Thermodynamic Framework for Mutant Phenotype Prediction

Oyetunde, T., Washington University in St. Louis
Tang, Y. J., Washington University
Accurate prediction of the metabolic flux redistribution within mutant strains is vital for directing rational strain design. The discrepancies between experimentally determined and computationally predicted flux distributions imply that the predictive techniques do not accurately capture the mechanisms of cellular regulation.

Previous mutant prediction algorithms have essentially two components: (1) a metric to characterize the cell’s desired metabolic state (for example flux or gene expression profiles) and (2) a metric to describe the distance from the desired state (for example, Euclidean distance). The mutant flux profile is then computed as the closest possible to the wild type state subject to the constraints of genetic or environmental perturbations. Different algorithms have reported significant gains in accuracy by tweaking the definitions of the two metrics.

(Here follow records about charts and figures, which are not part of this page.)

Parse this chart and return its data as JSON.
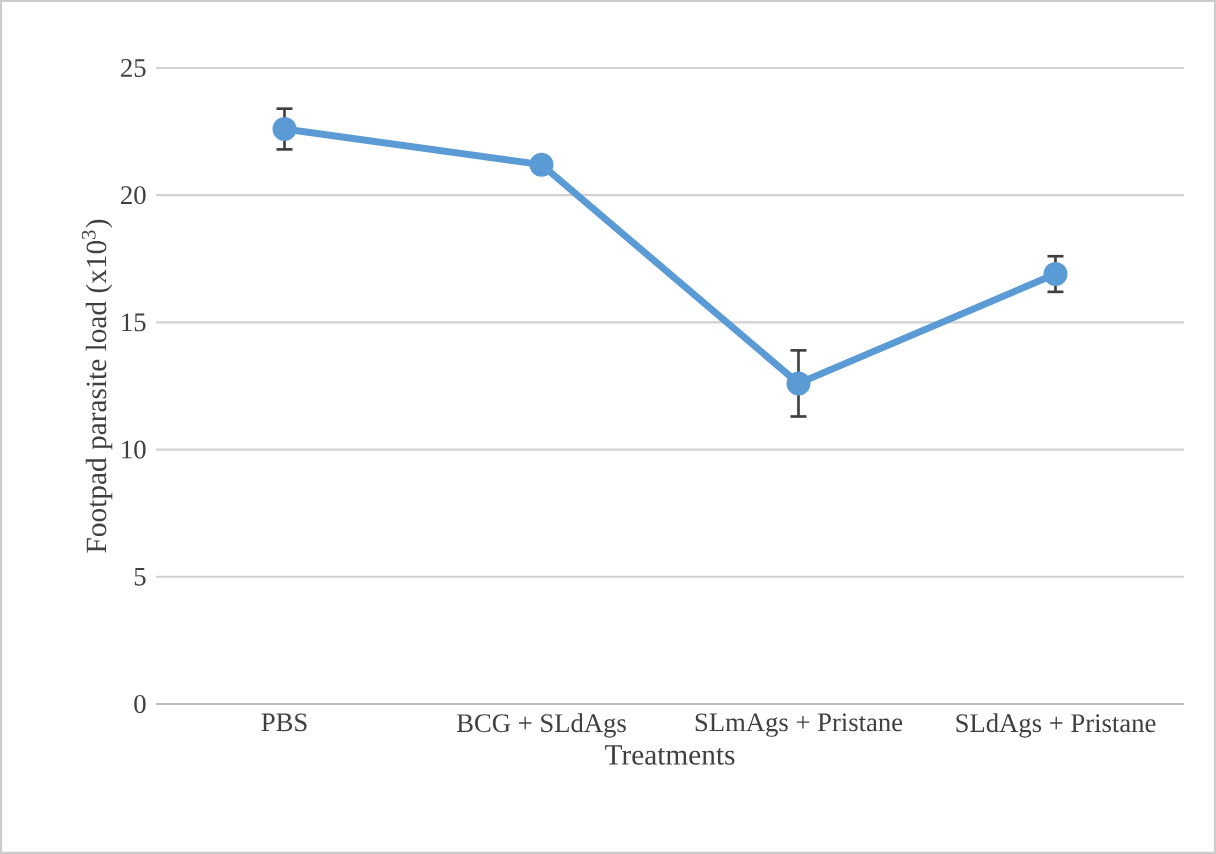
{
  "chart_data": {
    "type": "line",
    "ylabel": "Footpad parasite load (x10$^{3}$)",
    "xlabel": "Treatments",
    "categories": [
      "PBS",
      "BCG + SLdAgs",
      "SLmAgs + Pristane",
      "SLdAgs + Pristane"
    ],
    "values": [
      22.6,
      21.2,
      12.6,
      16.9
    ],
    "errors": [
      0.8,
      null,
      1.3,
      0.7
    ],
    "color": "#5b9bd5",
    "marker": "circle",
    "line_style": "solid",
    "ylim": [
      0,
      25
    ],
    "yticks": [
      0,
      5,
      10,
      15,
      20,
      25
    ],
    "grid": "y"
  }
}
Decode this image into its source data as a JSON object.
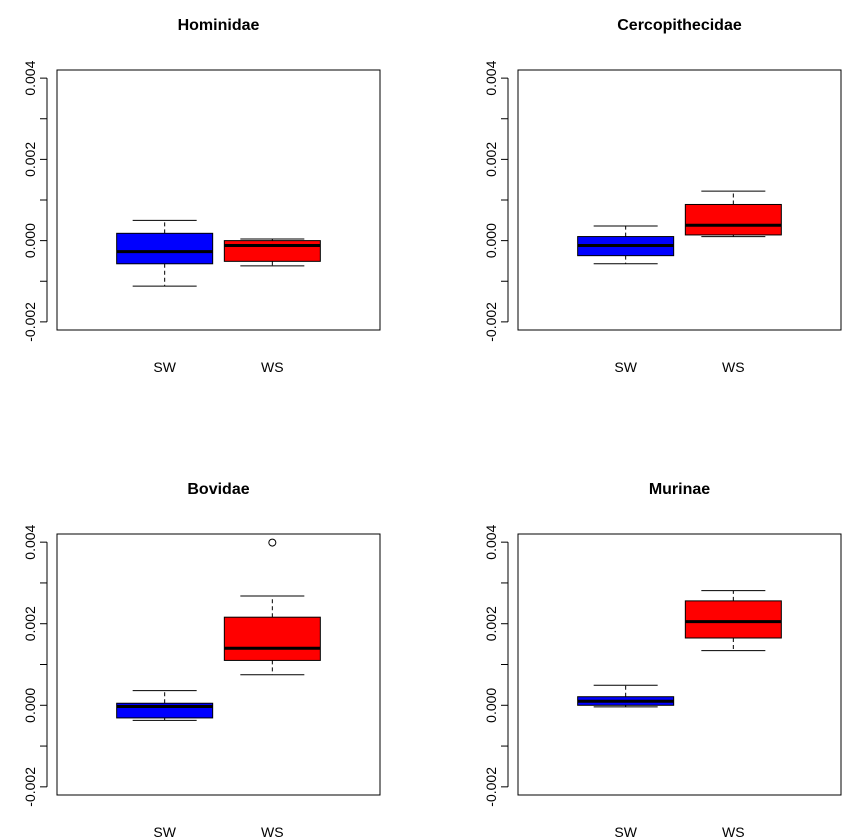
{
  "chart_data": [
    {
      "type": "box",
      "title": "Hominidae",
      "categories": [
        "SW",
        "WS"
      ],
      "ylim": [
        -0.0022,
        0.0042
      ],
      "yticks": [
        -0.002,
        0.0,
        0.002,
        0.004
      ],
      "ytick_labels": [
        "-0.002",
        "0.000",
        "0.002",
        "0.004"
      ],
      "boxes": [
        {
          "group": "SW",
          "fill": "#0000FF",
          "min": -0.00112,
          "q1": -0.00057,
          "median": -0.00027,
          "q3": 0.00018,
          "max": 0.0005,
          "outliers": []
        },
        {
          "group": "WS",
          "fill": "#FF0000",
          "min": -0.00062,
          "q1": -0.00051,
          "median": -0.00012,
          "q3": 0.0,
          "max": 4e-05,
          "outliers": []
        }
      ]
    },
    {
      "type": "box",
      "title": "Cercopithecidae",
      "categories": [
        "SW",
        "WS"
      ],
      "ylim": [
        -0.0022,
        0.0042
      ],
      "yticks": [
        -0.002,
        0.0,
        0.002,
        0.004
      ],
      "ytick_labels": [
        "-0.002",
        "0.000",
        "0.002",
        "0.004"
      ],
      "boxes": [
        {
          "group": "SW",
          "fill": "#0000FF",
          "min": -0.00057,
          "q1": -0.00037,
          "median": -0.00012,
          "q3": 0.0001,
          "max": 0.00036,
          "outliers": []
        },
        {
          "group": "WS",
          "fill": "#FF0000",
          "min": 0.0001,
          "q1": 0.00014,
          "median": 0.00038,
          "q3": 0.00089,
          "max": 0.00122,
          "outliers": []
        }
      ]
    },
    {
      "type": "box",
      "title": "Bovidae",
      "categories": [
        "SW",
        "WS"
      ],
      "ylim": [
        -0.0022,
        0.0042
      ],
      "yticks": [
        -0.002,
        0.0,
        0.002,
        0.004
      ],
      "ytick_labels": [
        "-0.002",
        "0.000",
        "0.002",
        "0.004"
      ],
      "boxes": [
        {
          "group": "SW",
          "fill": "#0000FF",
          "min": -0.00037,
          "q1": -0.00031,
          "median": -3e-05,
          "q3": 5e-05,
          "max": 0.00036,
          "outliers": []
        },
        {
          "group": "WS",
          "fill": "#FF0000",
          "min": 0.00075,
          "q1": 0.0011,
          "median": 0.0014,
          "q3": 0.00216,
          "max": 0.00268,
          "outliers": [
            0.00399
          ]
        }
      ]
    },
    {
      "type": "box",
      "title": "Murinae",
      "categories": [
        "SW",
        "WS"
      ],
      "ylim": [
        -0.0022,
        0.0042
      ],
      "yticks": [
        -0.002,
        0.0,
        0.002,
        0.004
      ],
      "ytick_labels": [
        "-0.002",
        "0.000",
        "0.002",
        "0.004"
      ],
      "boxes": [
        {
          "group": "SW",
          "fill": "#0000FF",
          "min": -4e-05,
          "q1": 0.0,
          "median": 0.0001,
          "q3": 0.00021,
          "max": 0.00049,
          "outliers": []
        },
        {
          "group": "WS",
          "fill": "#FF0000",
          "min": 0.00134,
          "q1": 0.00165,
          "median": 0.00205,
          "q3": 0.00256,
          "max": 0.00281,
          "outliers": []
        }
      ]
    }
  ]
}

To further improve the fidelity of knockout predictions and subsequent computational strain design, we developed a thermodynamics-based method, RElative MEtabolite Patterns (REMEP). REMEP hypothesizes that the optimum metabolic state is reflected in the energetic requirements to sustain flux through each metabolite node, and thus cell fluxomes adapt to perturbations from a reference state by preserving relative pattern of metabolite energy flows. REMEP performs better than comparable algorithms across different experimental datasets for E. coli and S. cerevisiae (in terms of lower root mean square errors and higher Pearson’s correlation coefficients). These improvements support the REMEP assumption that cellular mechanisms of response to genetic and environmental perturbations leaves signatures that can be inferred from thermodynamics-derived metabolite patterns. The findings provide a new paradigm for genotype to phenotype mapping and insights into microbial flux network plasticity.